Post by Olivia Martino and Paula Jahn, Registered Dietitians and Co-owners, Nourish Northwest


This post wraps up our month of lunches series.  In case this is the first post you’ve seen, for the past four Mondays we have shared a recipe that we have prepared once and ate for lunch all week.  Having a healthy lunch already made everyday of the month has been amazing.  We have been able to eat healthier, save money and have more time throughout the day.  I can’t recommend doing this enough.  Even if you are just preparing several sandwiches or one big salad, doing it ahead of time is bound to set you up for success.

For our last recipe we chose one that goes well with the changing seasons.  September started out rainy and the temperature is now creeping into the upper 80s.  We made a lunch that works well with both of these extremes.  The warming spices paired with the summer vegetables are the perfect combo for this indecisive season.  We are also teaching our Curry in a Hurry  cooking class this Thursday if you are interested in learning more about this versatile dish.

Summer Vegetable Curry


Prep time: 30 min – Cook time: 10 min


1 14-ounce can coconut milk*
4 medium shallots, chopped
2 tablespoons green curry paste, or more to taste
1/2 teaspoon sea salt
1/2 pound waxy potatoes, washed and sliced 1/2-inch thick
1/4 pound yellow (or green) beans
1/4 pound Romanesco florets (or broccoli)
8 ounces extra firm tofu, cut into 1/4 inch cubes
kernels from 1 ear of corn
1 lime, halved or quartered
fresh coriander seeds (or chopped cilantro)

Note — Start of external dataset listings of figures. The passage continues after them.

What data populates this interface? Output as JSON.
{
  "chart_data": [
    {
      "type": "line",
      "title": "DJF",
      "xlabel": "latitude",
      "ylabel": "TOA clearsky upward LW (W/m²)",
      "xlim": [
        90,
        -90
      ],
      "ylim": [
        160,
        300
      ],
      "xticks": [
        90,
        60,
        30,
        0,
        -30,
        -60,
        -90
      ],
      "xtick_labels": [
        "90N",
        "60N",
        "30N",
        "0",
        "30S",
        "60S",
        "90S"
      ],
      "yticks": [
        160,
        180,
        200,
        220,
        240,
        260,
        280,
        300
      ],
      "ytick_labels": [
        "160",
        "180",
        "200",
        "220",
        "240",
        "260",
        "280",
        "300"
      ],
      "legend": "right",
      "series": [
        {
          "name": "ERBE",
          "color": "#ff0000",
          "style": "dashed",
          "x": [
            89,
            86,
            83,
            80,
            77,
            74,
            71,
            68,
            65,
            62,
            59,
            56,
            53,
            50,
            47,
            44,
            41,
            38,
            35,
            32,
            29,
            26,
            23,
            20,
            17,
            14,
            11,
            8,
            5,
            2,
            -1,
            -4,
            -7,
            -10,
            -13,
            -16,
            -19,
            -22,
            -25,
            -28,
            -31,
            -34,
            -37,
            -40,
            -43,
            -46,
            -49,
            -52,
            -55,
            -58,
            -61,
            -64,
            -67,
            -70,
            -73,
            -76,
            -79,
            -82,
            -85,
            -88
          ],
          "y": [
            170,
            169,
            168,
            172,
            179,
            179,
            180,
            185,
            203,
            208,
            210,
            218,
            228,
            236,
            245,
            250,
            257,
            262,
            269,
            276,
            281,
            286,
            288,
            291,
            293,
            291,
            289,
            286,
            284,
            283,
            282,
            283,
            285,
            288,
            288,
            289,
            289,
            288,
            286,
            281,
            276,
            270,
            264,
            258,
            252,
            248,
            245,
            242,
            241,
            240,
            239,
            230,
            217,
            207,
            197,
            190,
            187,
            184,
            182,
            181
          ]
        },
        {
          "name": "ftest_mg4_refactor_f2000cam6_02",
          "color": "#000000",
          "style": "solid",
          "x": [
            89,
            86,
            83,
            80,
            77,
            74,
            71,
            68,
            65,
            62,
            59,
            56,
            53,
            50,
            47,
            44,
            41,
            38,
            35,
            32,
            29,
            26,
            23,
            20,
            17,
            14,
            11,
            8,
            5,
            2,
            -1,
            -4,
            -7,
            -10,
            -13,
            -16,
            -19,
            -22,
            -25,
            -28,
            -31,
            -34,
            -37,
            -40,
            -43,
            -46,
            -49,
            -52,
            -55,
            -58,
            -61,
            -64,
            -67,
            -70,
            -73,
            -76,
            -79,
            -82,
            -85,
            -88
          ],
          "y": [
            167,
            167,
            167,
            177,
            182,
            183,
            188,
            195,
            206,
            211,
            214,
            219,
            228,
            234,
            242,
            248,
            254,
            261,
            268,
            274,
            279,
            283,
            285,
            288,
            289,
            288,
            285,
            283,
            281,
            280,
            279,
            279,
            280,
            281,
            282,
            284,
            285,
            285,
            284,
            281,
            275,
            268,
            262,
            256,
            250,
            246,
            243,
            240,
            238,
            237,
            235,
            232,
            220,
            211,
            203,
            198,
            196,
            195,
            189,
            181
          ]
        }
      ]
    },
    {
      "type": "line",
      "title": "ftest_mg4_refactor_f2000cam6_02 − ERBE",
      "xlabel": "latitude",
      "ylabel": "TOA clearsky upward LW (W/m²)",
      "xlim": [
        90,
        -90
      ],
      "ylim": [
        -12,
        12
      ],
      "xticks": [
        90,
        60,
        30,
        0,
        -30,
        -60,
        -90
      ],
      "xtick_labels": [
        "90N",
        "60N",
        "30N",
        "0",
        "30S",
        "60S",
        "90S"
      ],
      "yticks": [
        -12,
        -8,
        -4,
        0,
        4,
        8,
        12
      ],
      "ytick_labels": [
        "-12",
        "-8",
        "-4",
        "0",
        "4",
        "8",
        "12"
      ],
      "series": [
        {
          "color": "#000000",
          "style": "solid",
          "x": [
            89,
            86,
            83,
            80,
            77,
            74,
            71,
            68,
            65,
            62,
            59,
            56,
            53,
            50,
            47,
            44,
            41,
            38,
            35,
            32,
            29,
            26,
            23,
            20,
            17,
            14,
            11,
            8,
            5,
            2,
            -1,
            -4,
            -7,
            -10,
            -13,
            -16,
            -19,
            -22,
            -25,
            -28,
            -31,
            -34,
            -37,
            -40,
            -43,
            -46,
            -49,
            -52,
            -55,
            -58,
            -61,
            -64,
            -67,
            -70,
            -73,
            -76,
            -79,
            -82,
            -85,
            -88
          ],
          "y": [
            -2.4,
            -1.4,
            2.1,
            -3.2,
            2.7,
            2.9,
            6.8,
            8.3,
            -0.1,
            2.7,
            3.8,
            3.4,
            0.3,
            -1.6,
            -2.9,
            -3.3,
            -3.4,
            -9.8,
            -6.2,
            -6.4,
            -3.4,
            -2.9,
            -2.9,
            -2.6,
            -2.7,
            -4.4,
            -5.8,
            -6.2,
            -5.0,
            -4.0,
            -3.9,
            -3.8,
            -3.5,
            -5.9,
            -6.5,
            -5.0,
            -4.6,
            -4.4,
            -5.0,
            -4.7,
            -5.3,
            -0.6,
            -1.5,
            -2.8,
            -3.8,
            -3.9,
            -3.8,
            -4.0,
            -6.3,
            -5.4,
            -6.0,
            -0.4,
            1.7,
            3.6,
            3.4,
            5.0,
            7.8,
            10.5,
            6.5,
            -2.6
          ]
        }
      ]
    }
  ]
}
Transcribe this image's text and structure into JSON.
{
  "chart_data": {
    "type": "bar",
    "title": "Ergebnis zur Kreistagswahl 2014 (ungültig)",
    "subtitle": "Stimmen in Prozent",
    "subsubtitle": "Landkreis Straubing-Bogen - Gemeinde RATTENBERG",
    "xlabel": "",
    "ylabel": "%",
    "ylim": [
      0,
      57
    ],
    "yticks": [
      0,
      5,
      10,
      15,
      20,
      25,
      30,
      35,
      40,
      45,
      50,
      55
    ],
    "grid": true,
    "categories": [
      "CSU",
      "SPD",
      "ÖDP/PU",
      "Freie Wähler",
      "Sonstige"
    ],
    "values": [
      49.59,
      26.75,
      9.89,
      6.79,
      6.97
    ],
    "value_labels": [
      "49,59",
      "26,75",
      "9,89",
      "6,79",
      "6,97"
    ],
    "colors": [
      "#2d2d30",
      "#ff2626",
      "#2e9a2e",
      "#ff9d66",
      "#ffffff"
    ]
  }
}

Spoon a few tablespoons of thick coconut cream from the top of the coconut milk, place it in a large pot over medium-high heat and bring to a simmer.

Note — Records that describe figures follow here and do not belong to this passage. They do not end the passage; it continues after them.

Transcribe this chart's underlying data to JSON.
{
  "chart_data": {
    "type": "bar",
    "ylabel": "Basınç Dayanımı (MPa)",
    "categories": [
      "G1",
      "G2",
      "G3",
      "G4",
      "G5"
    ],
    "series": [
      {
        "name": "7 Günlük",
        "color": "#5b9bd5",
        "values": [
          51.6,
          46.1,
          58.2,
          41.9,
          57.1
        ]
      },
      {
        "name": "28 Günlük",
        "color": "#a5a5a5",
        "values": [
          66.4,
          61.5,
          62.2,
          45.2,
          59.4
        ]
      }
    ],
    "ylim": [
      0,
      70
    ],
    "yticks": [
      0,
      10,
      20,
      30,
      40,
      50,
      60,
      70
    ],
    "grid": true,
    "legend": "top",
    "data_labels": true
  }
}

Add 2/3 of the shallots and saute until they soften a bit, 2-3 minutes. Stir in the curry paste and salt, and cook for another minute or two. Have a taste, and decide if you want to adjust the flavor – adding more curry paste or salt if needed.

Squeeze some lime juice over remaining shallots and set aside.

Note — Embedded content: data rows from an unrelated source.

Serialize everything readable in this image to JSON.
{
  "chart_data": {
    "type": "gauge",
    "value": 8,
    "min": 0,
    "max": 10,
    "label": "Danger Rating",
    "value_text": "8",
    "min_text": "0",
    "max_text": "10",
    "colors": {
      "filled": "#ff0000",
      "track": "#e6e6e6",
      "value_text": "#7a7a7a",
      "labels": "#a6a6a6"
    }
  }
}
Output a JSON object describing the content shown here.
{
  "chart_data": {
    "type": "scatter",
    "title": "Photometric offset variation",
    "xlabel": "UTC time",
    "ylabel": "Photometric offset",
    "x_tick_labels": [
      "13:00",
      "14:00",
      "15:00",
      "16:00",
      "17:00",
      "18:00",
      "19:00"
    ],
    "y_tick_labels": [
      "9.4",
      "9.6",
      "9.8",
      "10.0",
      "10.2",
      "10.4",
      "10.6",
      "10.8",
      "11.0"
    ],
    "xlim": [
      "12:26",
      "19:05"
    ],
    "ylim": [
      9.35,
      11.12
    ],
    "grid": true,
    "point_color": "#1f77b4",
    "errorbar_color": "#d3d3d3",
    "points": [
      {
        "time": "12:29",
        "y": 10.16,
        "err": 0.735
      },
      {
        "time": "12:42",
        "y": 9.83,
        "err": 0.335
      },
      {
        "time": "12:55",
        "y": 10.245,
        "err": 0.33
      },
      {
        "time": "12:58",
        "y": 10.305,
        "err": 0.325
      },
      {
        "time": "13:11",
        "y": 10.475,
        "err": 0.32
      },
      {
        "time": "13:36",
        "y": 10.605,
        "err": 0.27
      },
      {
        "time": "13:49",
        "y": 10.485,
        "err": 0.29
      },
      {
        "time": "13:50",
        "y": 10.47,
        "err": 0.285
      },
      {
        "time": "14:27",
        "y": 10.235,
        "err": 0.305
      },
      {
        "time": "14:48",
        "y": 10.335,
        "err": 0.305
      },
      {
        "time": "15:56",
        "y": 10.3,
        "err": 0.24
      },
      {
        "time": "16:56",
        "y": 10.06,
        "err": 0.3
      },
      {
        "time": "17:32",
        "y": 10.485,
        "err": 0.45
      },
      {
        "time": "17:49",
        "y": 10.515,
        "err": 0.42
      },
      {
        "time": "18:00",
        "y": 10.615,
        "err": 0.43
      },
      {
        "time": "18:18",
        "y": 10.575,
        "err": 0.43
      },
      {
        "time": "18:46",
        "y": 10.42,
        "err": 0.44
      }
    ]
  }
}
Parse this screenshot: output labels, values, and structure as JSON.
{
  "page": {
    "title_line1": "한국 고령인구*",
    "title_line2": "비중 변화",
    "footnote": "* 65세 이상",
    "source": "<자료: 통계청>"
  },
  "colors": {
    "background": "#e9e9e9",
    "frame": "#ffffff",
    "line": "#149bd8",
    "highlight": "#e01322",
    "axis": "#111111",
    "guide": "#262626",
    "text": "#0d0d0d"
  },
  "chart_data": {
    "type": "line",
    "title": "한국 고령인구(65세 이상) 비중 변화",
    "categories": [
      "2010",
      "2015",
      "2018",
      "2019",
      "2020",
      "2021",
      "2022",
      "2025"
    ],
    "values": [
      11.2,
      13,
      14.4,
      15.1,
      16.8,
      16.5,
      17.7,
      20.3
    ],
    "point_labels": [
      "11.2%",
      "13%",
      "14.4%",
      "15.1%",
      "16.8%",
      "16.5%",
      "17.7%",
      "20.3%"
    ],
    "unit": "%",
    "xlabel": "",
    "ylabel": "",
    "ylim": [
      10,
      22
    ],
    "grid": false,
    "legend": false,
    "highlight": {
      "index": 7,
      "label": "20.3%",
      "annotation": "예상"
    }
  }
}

Add the rest of the coconut milk to the pot along with the potatoes, cover, and simmer until they are just starting to get tender throughout – about 10-15 minutes. At this point add the yellow beans, romanesco, and tofu. Let simmer for a couple of minutes, the potatoes should be completely tender by this point. Add the corn and remove from heat.

Serve each bowl topped with a sprinkling of the remaining shallots, fresh coriander seeds and feathery sprigs (or chopped cilantro), and more lime juice, to taste.

Serves 4.

*You have some options here. I’ve cooked this with full-fat coconut milk, low-fat coconut milk, and another time with a blend of full-fat coconut milk + broth (half of each)….all are good. Full fat tastes quite decadent here, very rich. Although I normally don’t buy lite coconut milk, I had a can on hand and used it – it was ok(!) for this curry. Or for a lighter broth without using “light” coconut milk, you can simply thin full-fat coconut milk to the consistency you like with some great-tasting broth – this also works great.

Thai Green Curry Paste

2 green hot chilies (Thai chilies)

1 tablespoon chopped garlic
1 tablespoon chopped shallots
1 teaspoon chopped galangal
1/2 teaspoon chopped lime rind
 (pref. makrut lime)
1 tablespoon chopped lemongrass
1 tablespoon chopped ginger
1/4 teaspoon toasted cumin seeds
1/4 teaspoon toasted coriander seeds
1/2 teaspoon salt

If you have a good-sized mortar and pestle, put the green chilies in the mortar and pound, add the garlic and pound. Now add the shallots and pound – continue down the ingredient list pounding away. Alternately, give it all a whirl in a food processor.